October 9, 2019
Deep-learning method to design fly-like robots
"Just think about what a fly can do," says Professor Pavan Ramdya, whose lab at EPFL's Brain Mind Institute, with the lab of Professor Pascal Fua in EPFL's Institute for Computer Science, led the study. "A fly can climb across terrain that a wheeled robot would not be able to."
Flies aren't exactly endearing to humans. We rightly associate them with less-than-appetizing experiences in our daily lives. But there is an unexpected path to redemption: Robots. It turns out that flies have some features and abilities that can inform a new design for robotic systems.
"Unlike most vertebrates, flies can climb nearly any terrain," says Ramdya. "They can stick to walls and ceilings because they have adhesive pads and claws on the tips of their legs. This allows them to basically go anywhere. That's interesting also because if you can rest on any surface, you can manage your energy expenditure by waiting for the right moment to act."
It was this vision of extracting the principles that govern fly behavior to inform the design of robots that drove the development of DeepFly3D, a motion-capture system for the fly Drosophila melanogaster, a model organism that is nearly ubiquitously used across biology.

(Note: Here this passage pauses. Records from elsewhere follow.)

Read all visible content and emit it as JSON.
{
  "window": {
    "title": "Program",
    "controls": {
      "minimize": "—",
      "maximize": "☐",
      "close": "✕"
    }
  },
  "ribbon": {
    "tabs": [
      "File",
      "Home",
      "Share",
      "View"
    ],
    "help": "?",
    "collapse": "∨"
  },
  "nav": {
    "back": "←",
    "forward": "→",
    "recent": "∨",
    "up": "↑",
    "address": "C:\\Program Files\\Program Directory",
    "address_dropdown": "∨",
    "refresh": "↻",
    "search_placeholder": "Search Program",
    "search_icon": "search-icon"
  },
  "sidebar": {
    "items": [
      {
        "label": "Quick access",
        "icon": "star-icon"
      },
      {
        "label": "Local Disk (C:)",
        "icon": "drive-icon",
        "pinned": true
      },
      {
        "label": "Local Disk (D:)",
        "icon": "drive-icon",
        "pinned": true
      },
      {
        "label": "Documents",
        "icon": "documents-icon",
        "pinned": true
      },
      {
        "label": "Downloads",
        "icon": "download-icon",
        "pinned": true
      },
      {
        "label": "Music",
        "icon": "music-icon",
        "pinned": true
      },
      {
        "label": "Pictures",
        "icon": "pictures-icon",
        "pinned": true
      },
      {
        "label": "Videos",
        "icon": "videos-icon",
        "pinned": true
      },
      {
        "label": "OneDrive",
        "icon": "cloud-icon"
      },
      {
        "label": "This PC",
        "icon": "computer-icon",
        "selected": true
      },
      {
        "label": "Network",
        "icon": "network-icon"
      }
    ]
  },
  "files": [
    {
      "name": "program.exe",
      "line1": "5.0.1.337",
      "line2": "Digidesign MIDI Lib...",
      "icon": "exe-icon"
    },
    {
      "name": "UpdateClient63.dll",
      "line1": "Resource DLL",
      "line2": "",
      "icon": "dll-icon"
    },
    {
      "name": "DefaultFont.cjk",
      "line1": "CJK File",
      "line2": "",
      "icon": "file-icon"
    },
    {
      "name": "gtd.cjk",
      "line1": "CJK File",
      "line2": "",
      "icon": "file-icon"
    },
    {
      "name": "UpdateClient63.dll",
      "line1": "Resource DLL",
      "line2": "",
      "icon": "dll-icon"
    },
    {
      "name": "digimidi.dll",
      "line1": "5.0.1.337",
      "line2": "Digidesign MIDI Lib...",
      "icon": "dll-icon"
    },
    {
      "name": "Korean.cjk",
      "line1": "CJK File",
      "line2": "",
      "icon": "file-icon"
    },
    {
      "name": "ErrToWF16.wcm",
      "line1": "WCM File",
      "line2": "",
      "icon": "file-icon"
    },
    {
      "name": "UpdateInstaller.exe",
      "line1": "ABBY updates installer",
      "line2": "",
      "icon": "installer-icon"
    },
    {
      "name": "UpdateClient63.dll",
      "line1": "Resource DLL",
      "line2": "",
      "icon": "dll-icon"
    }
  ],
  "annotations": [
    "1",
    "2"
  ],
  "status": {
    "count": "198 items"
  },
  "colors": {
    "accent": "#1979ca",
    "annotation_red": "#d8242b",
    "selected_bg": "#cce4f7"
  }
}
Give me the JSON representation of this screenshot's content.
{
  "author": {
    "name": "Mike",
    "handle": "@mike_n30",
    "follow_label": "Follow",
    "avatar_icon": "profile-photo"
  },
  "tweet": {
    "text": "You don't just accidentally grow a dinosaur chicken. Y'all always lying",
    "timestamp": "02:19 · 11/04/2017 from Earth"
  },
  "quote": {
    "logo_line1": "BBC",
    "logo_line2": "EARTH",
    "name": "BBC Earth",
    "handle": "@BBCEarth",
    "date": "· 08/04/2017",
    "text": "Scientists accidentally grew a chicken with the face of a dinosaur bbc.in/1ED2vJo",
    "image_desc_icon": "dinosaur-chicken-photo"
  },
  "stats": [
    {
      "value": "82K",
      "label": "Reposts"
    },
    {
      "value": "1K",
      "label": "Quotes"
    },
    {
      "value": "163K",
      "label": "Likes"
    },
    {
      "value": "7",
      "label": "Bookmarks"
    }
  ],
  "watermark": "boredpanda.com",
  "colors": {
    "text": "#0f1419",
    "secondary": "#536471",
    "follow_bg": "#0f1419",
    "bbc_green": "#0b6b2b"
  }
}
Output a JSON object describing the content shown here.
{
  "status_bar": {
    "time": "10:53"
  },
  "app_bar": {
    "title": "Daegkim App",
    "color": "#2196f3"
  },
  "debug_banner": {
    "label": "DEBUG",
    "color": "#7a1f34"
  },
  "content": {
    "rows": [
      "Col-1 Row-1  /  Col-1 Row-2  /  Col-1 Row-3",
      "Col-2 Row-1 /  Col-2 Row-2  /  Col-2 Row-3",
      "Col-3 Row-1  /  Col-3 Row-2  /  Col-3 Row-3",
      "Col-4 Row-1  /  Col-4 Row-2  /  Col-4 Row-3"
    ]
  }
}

In Ramdya's experimental setup, a fly walks on top of a tiny floating ball—like a miniature treadmill—while seven cameras record its every movement. The fly's top side is glued onto an unmovable stage so that it always stays in place while walking on the ball. Nevertheless, the fly "believes" that it is moving freely.
The collected camera images are then processed by DeepFly3D, a deep-learning software developed by Semih Günel, a Ph.D. student working with both Ramdya's and Fua's labs. "This is a fine example of where an interdisciplinary collaboration was necessary and transformative," says Ramdya. "By leveraging computer science and neuroscience, we've tackled a long-standing challenge."
What's special about DeepFly3D is that is can infer the 3-D pose of the fly—or even other animals—meaning that it can automatically predict and make behavioral measurements at unprecedented resolution for a variety of biological applications. The software doesn't need to be calibrated manually and it uses camera images to automatically detect and correct any errors it makes in its calculations of the fly's pose. Finally, it also uses active learning to improve its own performance.
DeepFly3D opens up a way to efficiently and accurately model the movements, poses, and joint angles of a fruit fly in three dimensions. This may inspire a standard way to automatically model 3-D pose in other organisms as well.
"The fly, as a model organism, balances tractability and complexity very well," says Ramdya. "If we learn how it does what it does, we can have important impact on robotics and medicine and, perhaps most importantly, we can gain these insights in a relatively short period of time."